As many of you do, we celebrated the close of this wonderful National holiday with a fireworks display. We turned out the lights, pulled up our chairs and watched out the kids' bedroom window. Not so traditional but way fun!
We live in an interesting little neighborhood. We belong to none of the cities that surround us. We are "unincorporated." We belong only to the county. This is nifty. It makes for really low tax rates comparatively. It is also very neat for those who love to shoot fireworks. Here they are legal. This year, more so than ever, I am convinced that people must come in by the busloads to take advantage of this.
Now in the past you would have heard me saying things like,
"Ooooh, it's so noisy. How rude!"
"That is so dangerous. Someone is going to set my house on fire."
And maybe even,
"I wish they would make it illegal."
I still admit it is quite noisy. Much like I imagine a Civil War battlefield must have sounded. And it is potentially dangerous. It does make me nervous still. But tonight I was actually thankful. I was thankful for my firework happy neighborhood for the first time in the almost eight years we've lived here. I was thankful that it wasn't illegal.

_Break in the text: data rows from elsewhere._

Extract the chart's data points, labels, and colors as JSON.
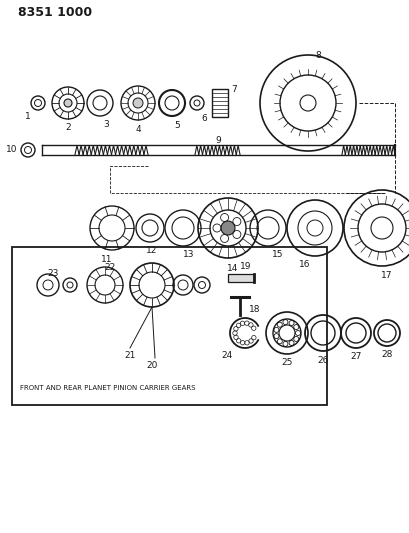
{
  "title": "8351 1000",
  "bg_color": "#ffffff",
  "line_color": "#1a1a1a",
  "text_color": "#1a1a1a",
  "figsize": [
    4.1,
    5.33
  ],
  "dpi": 100,
  "subtitle_box": "FRONT AND REAR PLANET PINION CARRIER GEARS"
}
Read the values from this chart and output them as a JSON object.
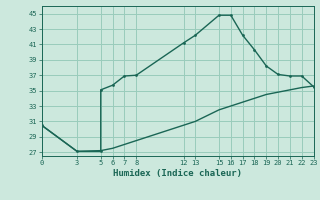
{
  "xlabel": "Humidex (Indice chaleur)",
  "ylabel": "",
  "bg_color": "#cce8dd",
  "grid_color": "#99ccbb",
  "line_color": "#1a6655",
  "curve1_x": [
    0,
    3,
    5,
    5,
    6,
    7,
    8,
    12,
    13,
    15,
    16,
    17,
    18,
    19,
    20,
    21,
    22,
    23
  ],
  "curve1_y": [
    30.5,
    27.1,
    27.1,
    35.1,
    35.7,
    36.9,
    37.0,
    41.2,
    42.2,
    44.8,
    44.8,
    42.2,
    40.3,
    38.2,
    37.1,
    36.9,
    36.9,
    35.5
  ],
  "curve2_x": [
    0,
    3,
    5,
    6,
    7,
    8,
    12,
    13,
    15,
    16,
    17,
    18,
    19,
    20,
    21,
    22,
    23
  ],
  "curve2_y": [
    30.5,
    27.1,
    27.2,
    27.5,
    28.0,
    28.5,
    30.5,
    31.0,
    32.5,
    33.0,
    33.5,
    34.0,
    34.5,
    34.8,
    35.1,
    35.4,
    35.6
  ],
  "xticks": [
    0,
    3,
    5,
    6,
    7,
    8,
    12,
    13,
    15,
    16,
    17,
    18,
    19,
    20,
    21,
    22,
    23
  ],
  "yticks": [
    27,
    29,
    31,
    33,
    35,
    37,
    39,
    41,
    43,
    45
  ],
  "xlim": [
    0,
    23
  ],
  "ylim": [
    26.5,
    46.0
  ]
}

After baths and story and prayers, my excited little ones jumped at the opportunity to turn off the lights and roll up the blinds for an extra special treat! It was quite spectacular. We all enjoyed the sight. I am so glad these people decided to spend money for our viewing pleasure. And even when I needed to go feed Michael in his nursery, all I had to do was open the blinds of his big window, settle myself in the rocker and enjoy a completely different display from the one the kids were enjoying in their room. What fun.
We oohed and aahed, gasped and giggled. It brought back fond memories of Fourth of July firework displays as a child. I loved doing the same thing with my mom. I loved trying to decide what each type of firework reminded us of - fireflies and growing hair. Tonight I was a kid again for a short hour. It felt so wonderful to be in that moment with my kids. To enjoy their enjoyment and to see the world through their eyes. It was a delightful ending to a fun day. And all in the comfort of my own home.
So from now on I will be thankful for the firework frenzy each July 4th and December 31st. I won't stop worrying about its safety. I will continue praying for our safety and that of our neighbors. But I think I will worry a little less and enjoy a little more. Hmmm. Seems like I could use to apply that to other areas of my life.
Oh, and next year, I think I'm going to give some money to the guys a street over so they can purchase some more of those great big sparkly ones.